Vitamin D-3 analogues were shown to be beneficial for osteoporosis and other indications, but their narrow therapeutic window between efficacy and hypercalcemia has limited their clinical utility. A nonsecosteroidal, tissue-selective, orally bioavailable, vitamin D receptor (VDR) ligand was ascertained to be efficacious in bone while having modest calcemic effects in vivo.

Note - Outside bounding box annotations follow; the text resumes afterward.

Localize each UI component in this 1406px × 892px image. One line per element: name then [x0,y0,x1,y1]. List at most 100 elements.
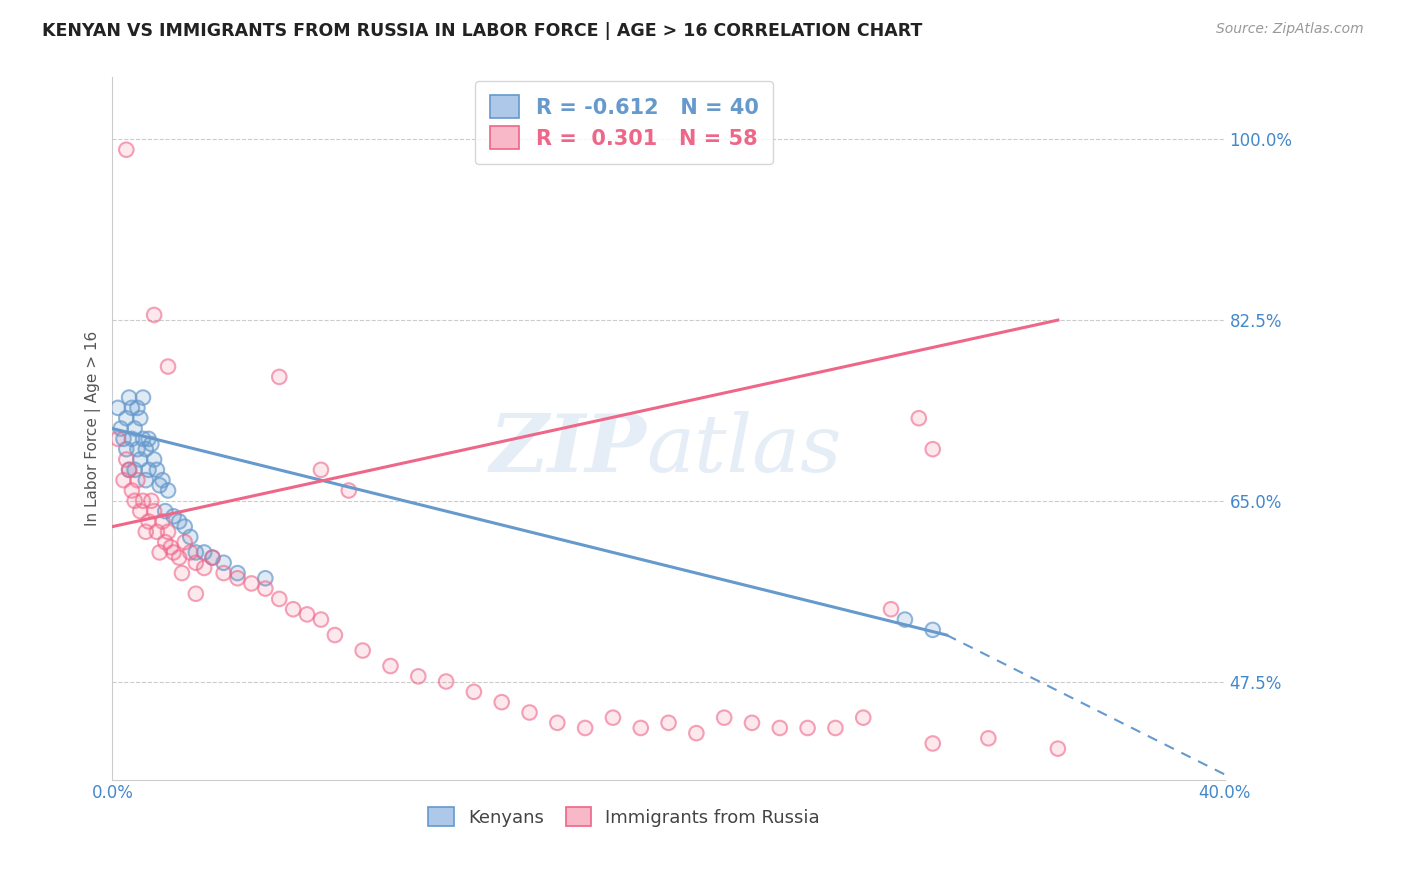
Point [141,437,163,451]
Point [143,452,166,467]
Legend: Kenyans, Immigrants from Russia: Kenyans, Immigrants from Russia [420,800,827,834]
Point [143,308,166,322]
Point [179,530,201,544]
Point [115,143,138,157]
Point [138,463,160,477]
Point [254,571,277,585]
Point [152,515,174,529]
Point [193,561,215,575]
Point [226,566,249,580]
Point [323,628,346,642]
Point [129,411,152,425]
Point [162,509,184,524]
Point [167,515,190,529]
Point [824,721,846,735]
Point [685,726,707,740]
Point [124,463,146,477]
Point [127,442,149,457]
Point [159,541,181,555]
Point [121,401,143,415]
Point [894,613,917,627]
Point [380,659,402,673]
Point [135,473,157,487]
Point [269,370,291,384]
Point [713,711,735,725]
Point [880,602,903,616]
Point [380,659,402,673]
Point [129,452,152,467]
Point [155,504,177,518]
Point [143,452,166,467]
Point [129,504,152,518]
Point [283,602,305,616]
Point [212,556,235,570]
Point [152,473,174,487]
Point [112,432,135,446]
Point [143,504,166,518]
Point [658,715,681,730]
Point [269,370,291,384]
Point [824,721,846,735]
Point [138,432,160,446]
Point [408,669,430,683]
Point [135,524,157,539]
Point [155,535,177,549]
Point [908,411,931,425]
Point [309,463,332,477]
Point [184,556,207,570]
Point [157,524,180,539]
Point [127,401,149,415]
Point [212,556,235,570]
Point [112,432,135,446]
Point [630,721,652,735]
Point [434,674,457,689]
Point [630,721,652,735]
Point [127,401,149,415]
Point [880,602,903,616]
Point [124,463,146,477]
Point [295,607,318,622]
Point [110,421,132,435]
Point [283,602,305,616]
Point [352,643,374,657]
Point [138,515,160,529]
Point [149,545,172,559]
Point [201,550,224,565]
Point [173,519,195,533]
Point [132,493,155,508]
Point [212,566,235,580]
Point [170,566,193,580]
Point [141,493,163,508]
Point [162,509,184,524]
Point [309,463,332,477]
Point [121,401,143,415]
Point [796,721,818,735]
Point [769,721,792,735]
Point [201,550,224,565]
Point [146,463,169,477]
Point [129,452,152,467]
Point [184,556,207,570]
Point [157,483,180,498]
Point [115,442,138,457]
Point [921,623,943,637]
Point [1046,741,1069,756]
Point [129,411,152,425]
Point [132,391,155,405]
Point [212,566,235,580]
Point [796,721,818,735]
Point [269,591,291,606]
Point [115,452,138,467]
Point [173,535,195,549]
Point [124,421,146,435]
Point [574,721,596,735]
Point [519,706,541,720]
Text: atlas: atlas [647,411,842,488]
Point [132,493,155,508]
Point [921,623,943,637]
Point [546,715,568,730]
Point [118,463,141,477]
Point [152,515,174,529]
Point [1046,741,1069,756]
Point [179,530,201,544]
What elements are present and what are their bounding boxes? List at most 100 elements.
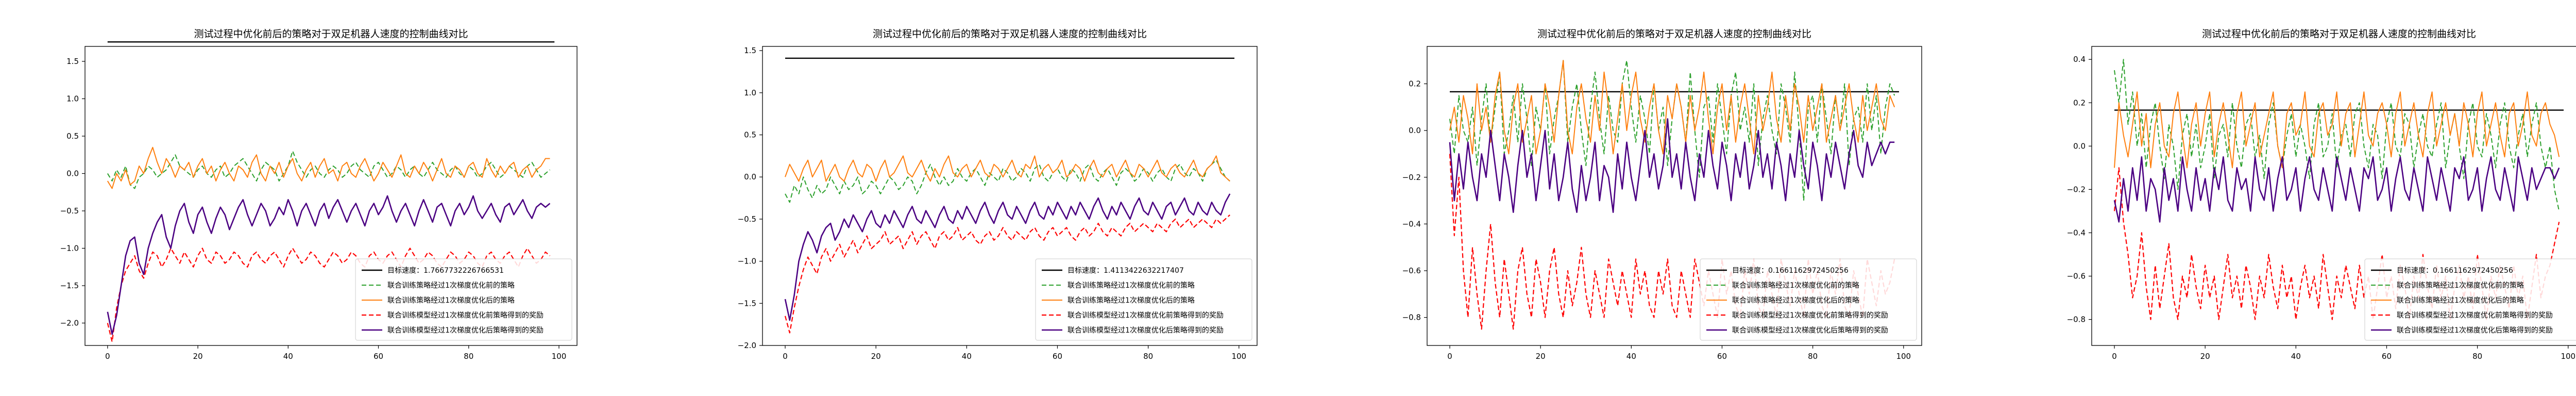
axes-frame xyxy=(2091,46,2576,346)
chart-4: 测试过程中优化前后的策略对于双足机器人速度的控制曲线对比 0 20 40 60 80 100… xyxy=(2067,28,2576,361)
y-tick-label: −0.4 xyxy=(1402,219,1421,228)
legend-box xyxy=(355,258,572,341)
legend-label: 联合训练策略经过1次梯度优化后的策略 xyxy=(2397,296,2524,305)
series-line-3 xyxy=(1449,60,1895,155)
axes-frame xyxy=(1427,46,1922,346)
x-tick-label: 100 xyxy=(552,352,567,361)
legend-label: 联合训练策略经过1次梯度优化前的策略 xyxy=(387,281,515,290)
legend-label: 联合训练策略经过1次梯度优化后的策略 xyxy=(387,296,515,305)
legend-label: 目标速度：0.1661162972450256 xyxy=(1732,267,1849,275)
y-tick-label: −0.5 xyxy=(738,214,756,224)
x-tick-label: 0 xyxy=(1447,352,1452,361)
y-tick-label: −1.5 xyxy=(60,281,79,290)
x-tick-label: 40 xyxy=(2291,352,2301,361)
x-tick-label: 20 xyxy=(2200,352,2210,361)
legend-box xyxy=(1035,258,1252,341)
y-tick-label: −0.4 xyxy=(2067,228,2086,237)
y-tick-label: −0.2 xyxy=(1402,173,1421,182)
x-tick-label: 20 xyxy=(193,352,202,361)
chart-title: 测试过程中优化前后的策略对于双足机器人速度的控制曲线对比 xyxy=(873,28,1147,40)
legend-label: 联合训练模型经过1次梯度优化前策略得到的奖励 xyxy=(387,311,544,320)
legend-label: 联合训练模型经过1次梯度优化前策略得到的奖励 xyxy=(2397,311,2553,320)
y-tick-label: 1.5 xyxy=(66,57,79,66)
series-line-4 xyxy=(107,248,551,342)
axes-frame xyxy=(762,46,1258,346)
legend-label: 联合训练策略经过1次梯度优化后的策略 xyxy=(1067,296,1195,305)
legend-label: 联合训练模型经过1次梯度优化后策略得到的奖励 xyxy=(387,326,544,335)
x-tick-label: 0 xyxy=(105,352,110,361)
y-tick-label: −0.2 xyxy=(2067,185,2086,194)
legend: 目标速度：1.7667732226766531 联合训练策略经过1次梯度优化前的策… xyxy=(355,258,572,341)
x-tick-label: 0 xyxy=(2112,352,2117,361)
y-tick-label: −0.8 xyxy=(2067,315,2086,324)
x-tick-label: 80 xyxy=(464,352,473,361)
legend-label: 联合训练模型经过1次梯度优化前策略得到的奖励 xyxy=(1067,311,1224,320)
y-tick-label: −2.0 xyxy=(738,341,756,350)
y-tick-label: 0.0 xyxy=(66,169,79,178)
y-tick-label: 0.5 xyxy=(66,131,79,141)
x-tick-label: 40 xyxy=(283,352,293,361)
y-tick-label: 1.0 xyxy=(744,88,756,97)
legend: 目标速度：1.4113422632217407 联合训练策略经过1次梯度优化前的策… xyxy=(1035,258,1252,341)
series-line-5 xyxy=(1449,118,1895,213)
chart-1: 测试过程中优化前后的策略对于双足机器人速度的控制曲线对比 0 20 40 60 80 100… xyxy=(60,28,578,361)
legend-label: 目标速度：1.4113422632217407 xyxy=(1067,267,1184,275)
x-tick-label: 40 xyxy=(1626,352,1636,361)
y-tick-label: −0.6 xyxy=(1402,266,1421,275)
series-line-2 xyxy=(1449,60,1895,202)
x-tick-label: 100 xyxy=(2561,352,2575,361)
series-line-4 xyxy=(784,214,1230,334)
x-tick-label: 60 xyxy=(374,352,383,361)
legend-label: 联合训练策略经过1次梯度优化前的策略 xyxy=(2397,281,2524,290)
legend-label: 联合训练策略经过1次梯度优化前的策略 xyxy=(1732,281,1859,290)
x-tick-label: 40 xyxy=(962,352,972,361)
legend-label: 目标速度：1.7667732226766531 xyxy=(387,267,504,275)
y-tick-label: 0.5 xyxy=(744,130,756,140)
chart-title: 测试过程中优化前后的策略对于双足机器人速度的控制曲线对比 xyxy=(194,28,468,40)
y-tick-label: 1.0 xyxy=(66,94,79,104)
legend-box xyxy=(2364,258,2576,341)
y-tick-label: 0.2 xyxy=(1409,79,1421,89)
x-tick-label: 60 xyxy=(1053,352,1062,361)
series-line-5 xyxy=(784,193,1231,321)
legend-label: 联合训练模型经过1次梯度优化后策略得到的奖励 xyxy=(1732,326,1888,335)
x-tick-label: 80 xyxy=(2472,352,2482,361)
legend-label: 联合训练策略经过1次梯度优化后的策略 xyxy=(1732,296,1859,305)
chart-title: 测试过程中优化前后的策略对于双足机器人速度的控制曲线对比 xyxy=(2202,28,2476,40)
y-tick-label: −1.0 xyxy=(738,257,756,266)
x-tick-label: 100 xyxy=(1231,352,1246,361)
series-line-2 xyxy=(785,159,1230,203)
subplots-group: 测试过程中优化前后的策略对于双足机器人速度的控制曲线对比 0 20 40 60 80 100… xyxy=(60,28,2576,361)
y-tick-label: −0.6 xyxy=(2067,272,2086,281)
y-tick-label: 1.5 xyxy=(744,46,756,55)
series-line-5 xyxy=(2113,156,2560,223)
chart-title: 测试过程中优化前后的策略对于双足机器人速度的控制曲线对比 xyxy=(1537,28,1811,40)
chart-2: 测试过程中优化前后的策略对于双足机器人速度的控制曲线对比 0 20 40 60 80 100… xyxy=(738,28,1258,361)
axes-frame xyxy=(84,46,578,346)
y-tick-label: 0.2 xyxy=(2073,98,2086,107)
x-tick-label: 20 xyxy=(1536,352,1546,361)
y-tick-label: −0.5 xyxy=(60,206,79,216)
x-tick-label: 0 xyxy=(783,352,788,361)
series-line-3 xyxy=(2114,91,2560,169)
series-line-3 xyxy=(107,146,550,189)
y-tick-label: −0.8 xyxy=(1402,313,1421,322)
legend-label: 联合训练模型经过1次梯度优化前策略得到的奖励 xyxy=(1732,311,1888,320)
x-tick-label: 20 xyxy=(871,352,881,361)
series-line-2 xyxy=(107,151,551,189)
legend-label: 联合训练模型经过1次梯度优化后策略得到的奖励 xyxy=(2397,326,2553,335)
legend-box xyxy=(1700,258,1917,341)
x-tick-label: 80 xyxy=(1143,352,1153,361)
x-tick-label: 100 xyxy=(1896,352,1911,361)
legend-label: 联合训练模型经过1次梯度优化后策略得到的奖励 xyxy=(1067,326,1224,335)
series-line-3 xyxy=(785,155,1230,182)
y-tick-label: −2.0 xyxy=(60,319,79,328)
y-tick-label: −1.5 xyxy=(738,299,756,308)
y-tick-label: 0.0 xyxy=(1409,126,1421,135)
y-tick-label: 0.0 xyxy=(744,172,756,182)
legend-label: 目标速度：0.1661162972450256 xyxy=(2397,267,2513,275)
x-tick-label: 80 xyxy=(1808,352,1818,361)
x-tick-label: 60 xyxy=(1717,352,1727,361)
series-line-5 xyxy=(107,195,551,335)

This compound (VDRM2) potently induced Retinoid X Receptor alpha (RXR)-VDR heterodimerization (EC50 = 7.1 +/- 1.6 nM) and induced osteocalcin promoter activity (EC50 = 1.9 +/- 1.6 nM). VDRM2 was less potent in inducing Ca2+ channel transient receptor potential cation channel, subfamily V, member 6 (TRPV6) expression (EC50 = 37 +/- 12 nM). VDRM2 then was evaluated in osteopenic ovariectomized (OVX) rats and shown to dose-dependently restore vertebral bone mineral density (BMD) from OVX to sham levels at 0.08 mu g/kg per day. Hypercalcemia was observed at a dose of 4.6 mu g/kg per day of VDRM2, suggesting a safety margin of 57 [90% confidence interval (CI) 35-91]. 1 alpha,25-dihydroxyvitamin D-3 [1 alpha,25(OH)(2)D], ED71, and alfacalcidol restored BMD at 0.030, 0.0055, and 0.046 mu g/kg per day, respectively, whereas hypercalcemia was observed at 0.22, 0.027, and 0.23 mu g/kg per day, indicating a safety margin of 7.3, 4.9, and 5.0, respectively (90% CIs 4.1-13, 3.2-7.7, and 3.5-6.7, respectively). Histomorphometry showed that VDRM2 increased cortical bone area and stimulated the periosteal bone-formation rate relative to OVX at doses below the hypercalcemic dose. By contrast, ED71 increased the periosteal bone-formation rate only above the hypercalcemic dose. VDRM2 suppressed eroded surface on trabecular bone surfaces at normal serum calcium dosage levels, suggesting dual anabolic and antiresorptive activity. In summary, vitamin D analogues were more potent than VDRM2, but VDRM2 had a greater safety margin, suggesting possible therapeutic potential. (C) 2010 American Society for Bone and Mineral Research.